Sambil mengamati jalan yang akan dilalui, tak henti- henti mulutnya bersenandung.
Menyenandungkan Banyu Langit, lagu kesayangannya. Tidak banyak pembicaraan antara keduanya.
Markun merasa enjoi melajukan motornya.
“Nah, ini sudah masuk kota. Pinggir jalan sudah ada lampu listrik. Aku turun sebelum jembatan Tangkil itu, Mas”, tutur lelaki berpakaian putih- putih dan berkopiah putih itu.
Masih tetap duduk di sadel, Markun mempersilahkan lelaki itu turun.
Tidak sengaja dia melirik ke kaca spion sebelah kanan.

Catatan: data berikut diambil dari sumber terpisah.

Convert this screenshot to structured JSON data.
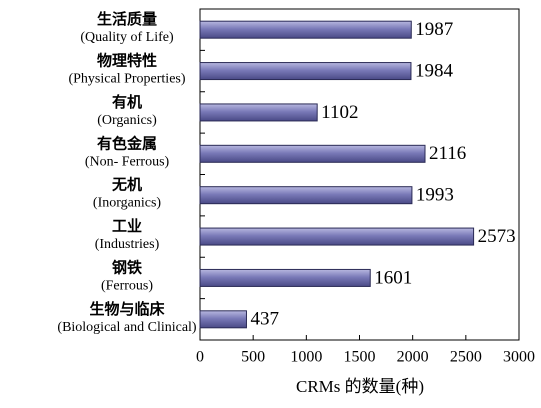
{
  "chart_data": {
    "type": "barh",
    "xlabel": "CRMs 的数量(种)",
    "categories": [
      "生活质量\n(Quality of Life)",
      "物理特性\n(Physical Properties)",
      "有机\n(Organics)",
      "有色金属\n(Non- Ferrous)",
      "无机\n(Inorganics)",
      "工业\n(Industries)",
      "钢铁\n(Ferrous)",
      "生物与临床\n(Biological and Clinical)"
    ],
    "values": [
      1987,
      1984,
      1102,
      2116,
      1993,
      2573,
      1601,
      437
    ],
    "color": "#6f6fae",
    "xlim": [
      0,
      3000
    ],
    "xticks": [
      0,
      500,
      1000,
      1500,
      2000,
      2500,
      3000
    ]
  }
}
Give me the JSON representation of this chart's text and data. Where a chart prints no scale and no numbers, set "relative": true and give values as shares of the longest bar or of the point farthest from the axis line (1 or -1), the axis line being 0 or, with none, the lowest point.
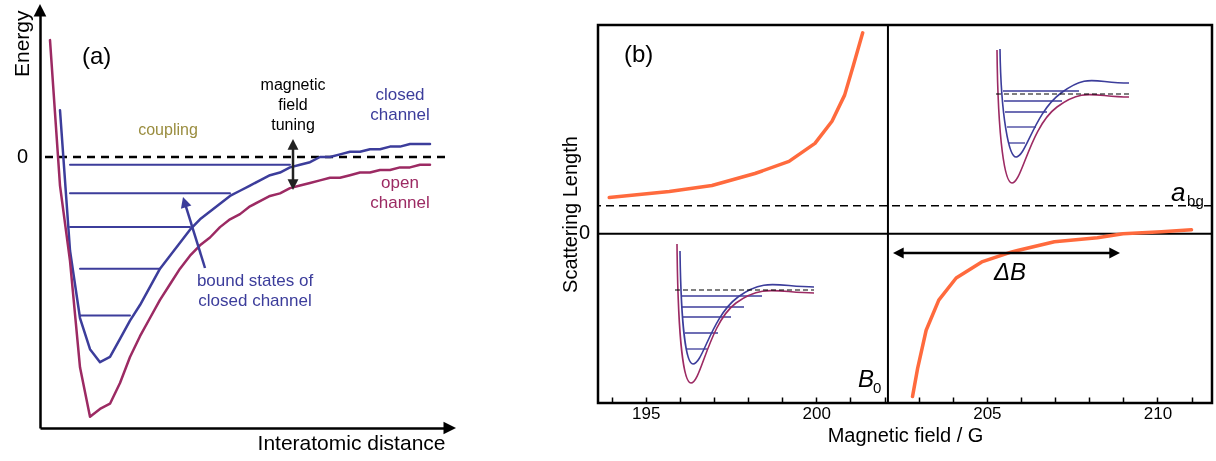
{
  "chart_data": [
    {
      "type": "line",
      "title": "(a)",
      "xlabel": "Interatomic distance",
      "ylabel": "Energy",
      "relative": true,
      "categories": [
        null,
        null,
        null,
        null,
        null,
        null,
        null,
        null,
        null,
        null,
        null,
        null,
        null,
        null,
        null,
        null,
        null,
        null,
        null,
        null,
        null,
        null,
        null,
        null,
        null,
        null,
        null,
        null,
        null,
        null,
        null,
        null,
        null,
        null,
        null,
        null,
        null,
        null,
        null
      ],
      "series": [
        {
          "name": "closed channel",
          "color": "#3c3d9b",
          "values": [
            null,
            0.18,
            -0.36,
            -0.62,
            -0.74,
            -0.79,
            -0.77,
            -0.7,
            -0.63,
            -0.57,
            -0.5,
            -0.43,
            -0.38,
            -0.33,
            -0.28,
            -0.24,
            -0.21,
            -0.18,
            -0.15,
            -0.13,
            -0.11,
            -0.09,
            -0.07,
            -0.06,
            -0.04,
            -0.03,
            -0.02,
            0.0,
            0.0,
            0.01,
            0.02,
            0.02,
            0.03,
            0.03,
            0.04,
            0.04,
            0.05,
            0.05,
            0.05
          ]
        },
        {
          "name": "open channel",
          "color": "#9c2a63",
          "values": [
            0.45,
            -0.11,
            -0.4,
            -0.81,
            -1,
            -0.97,
            -0.95,
            -0.87,
            -0.77,
            -0.69,
            -0.62,
            -0.55,
            -0.49,
            -0.43,
            -0.38,
            -0.34,
            -0.31,
            -0.27,
            -0.24,
            -0.22,
            -0.19,
            -0.17,
            -0.15,
            -0.14,
            -0.12,
            -0.11,
            -0.1,
            -0.09,
            -0.08,
            -0.08,
            -0.07,
            -0.06,
            -0.06,
            -0.05,
            -0.05,
            -0.04,
            -0.04,
            -0.03,
            -0.03
          ]
        },
        {
          "color": "#3c3d9b",
          "values": [
            null,
            null,
            -0.03,
            -0.03,
            -0.03,
            -0.03,
            -0.03,
            -0.03,
            -0.03,
            -0.03,
            -0.03,
            -0.03,
            -0.03,
            -0.03,
            -0.03,
            -0.03,
            -0.03,
            -0.03,
            -0.03,
            -0.03,
            -0.03,
            -0.03,
            -0.03,
            -0.03,
            -0.03,
            null,
            null,
            null,
            null,
            null,
            null,
            null,
            null,
            null,
            null,
            null,
            null,
            null,
            null
          ]
        },
        {
          "color": "#3c3d9b",
          "values": [
            null,
            null,
            -0.14,
            -0.14,
            -0.14,
            -0.14,
            -0.14,
            -0.14,
            -0.14,
            -0.14,
            -0.14,
            -0.14,
            -0.14,
            -0.14,
            -0.14,
            -0.14,
            -0.14,
            -0.14,
            -0.14,
            null,
            null,
            null,
            null,
            null,
            null,
            null,
            null,
            null,
            null,
            null,
            null,
            null,
            null,
            null,
            null,
            null,
            null,
            null,
            null
          ]
        },
        {
          "color": "#3c3d9b",
          "values": [
            null,
            null,
            -0.27,
            -0.27,
            -0.27,
            -0.27,
            -0.27,
            -0.27,
            -0.27,
            -0.27,
            -0.27,
            -0.27,
            -0.27,
            -0.27,
            -0.27,
            null,
            null,
            null,
            null,
            null,
            null,
            null,
            null,
            null,
            null,
            null,
            null,
            null,
            null,
            null,
            null,
            null,
            null,
            null,
            null,
            null,
            null,
            null,
            null
          ]
        },
        {
          "color": "#3c3d9b",
          "values": [
            null,
            null,
            null,
            -0.43,
            -0.43,
            -0.43,
            -0.43,
            -0.43,
            -0.43,
            -0.43,
            -0.43,
            -0.43,
            null,
            null,
            null,
            null,
            null,
            null,
            null,
            null,
            null,
            null,
            null,
            null,
            null,
            null,
            null,
            null,
            null,
            null,
            null,
            null,
            null,
            null,
            null,
            null,
            null,
            null,
            null
          ]
        },
        {
          "color": "#3c3d9b",
          "values": [
            null,
            null,
            null,
            -0.61,
            -0.61,
            -0.61,
            -0.61,
            -0.61,
            -0.61,
            null,
            null,
            null,
            null,
            null,
            null,
            null,
            null,
            null,
            null,
            null,
            null,
            null,
            null,
            null,
            null,
            null,
            null,
            null,
            null,
            null,
            null,
            null,
            null,
            null,
            null,
            null,
            null,
            null,
            null
          ]
        }
      ],
      "ref_lines": [
        {
          "axis": "y",
          "value": 0,
          "label": "0",
          "line_style": "dashed",
          "color": "#000000"
        }
      ],
      "annotations": [
        "coupling",
        "magnetic field tuning",
        "bound states of closed channel"
      ]
    },
    {
      "type": "line",
      "title": "(b)",
      "xlabel": "Magnetic field / G",
      "ylabel": "Scattering Length",
      "relative": true,
      "xlim": [
        193.6,
        211.6
      ],
      "xticks": [
        {
          "value": 194,
          "label": null
        },
        195,
        {
          "value": 196,
          "label": null
        },
        {
          "value": 197,
          "label": null
        },
        {
          "value": 198,
          "label": null
        },
        {
          "value": 199,
          "label": null
        },
        200,
        {
          "value": 201,
          "label": null
        },
        {
          "value": 202,
          "label": null
        },
        {
          "value": 203,
          "label": null
        },
        {
          "value": 204,
          "label": null
        },
        205,
        {
          "value": 206,
          "label": null
        },
        {
          "value": 207,
          "label": null
        },
        {
          "value": 208,
          "label": null
        },
        {
          "value": 209,
          "label": null
        },
        210,
        {
          "value": 211,
          "label": null
        }
      ],
      "series": [
        {
          "color": "#ff6a3d",
          "x": [
            193.93,
            195.69,
            196.94,
            198.2,
            199.2,
            199.96,
            200.46,
            200.83,
            201.09,
            201.36
          ],
          "values": [
            0.18,
            0.21,
            0.24,
            0.3,
            0.36,
            0.45,
            0.56,
            0.69,
            0.84,
            1
          ]
        },
        {
          "color": "#ff6a3d",
          "x": [
            202.82,
            202.97,
            203.22,
            203.59,
            204.1,
            204.85,
            205.73,
            206.98,
            208.24,
            208.99,
            210.12,
            211.0
          ],
          "values": [
            -0.81,
            -0.67,
            -0.48,
            -0.33,
            -0.22,
            -0.14,
            -0.09,
            -0.04,
            -0.02,
            0,
            0.01,
            0.02
          ]
        }
      ],
      "ref_lines": [
        {
          "axis": "y",
          "value": 0,
          "label": "0",
          "line_style": "solid",
          "color": "#000000"
        },
        {
          "axis": "y",
          "value": 0.14,
          "label": "a$_{bg}$",
          "line_style": "dashed",
          "color": "#000000"
        },
        {
          "axis": "x",
          "value": 202.1,
          "label": "B$_{0}$",
          "line_style": "solid",
          "color": "#000000"
        }
      ],
      "annotations": [
        "ΔB"
      ]
    }
  ]
}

Gandrik! Markun terkesiap. Saking kagetnya, dia merasa detak jantungnya berhenti.
Di kaca spion Markun tidak melihat sosok lelaki yang tadi membonceng.
Yang dia lihat...sebuah pocong. Berjalan ‘jondhal- jondhil’ menjauh dari dirinya.
“Jadi...yang membonceng aku tadi...pocong?!”, gumamnya dalam hati. Keringat dinginnya spontan bercucuran.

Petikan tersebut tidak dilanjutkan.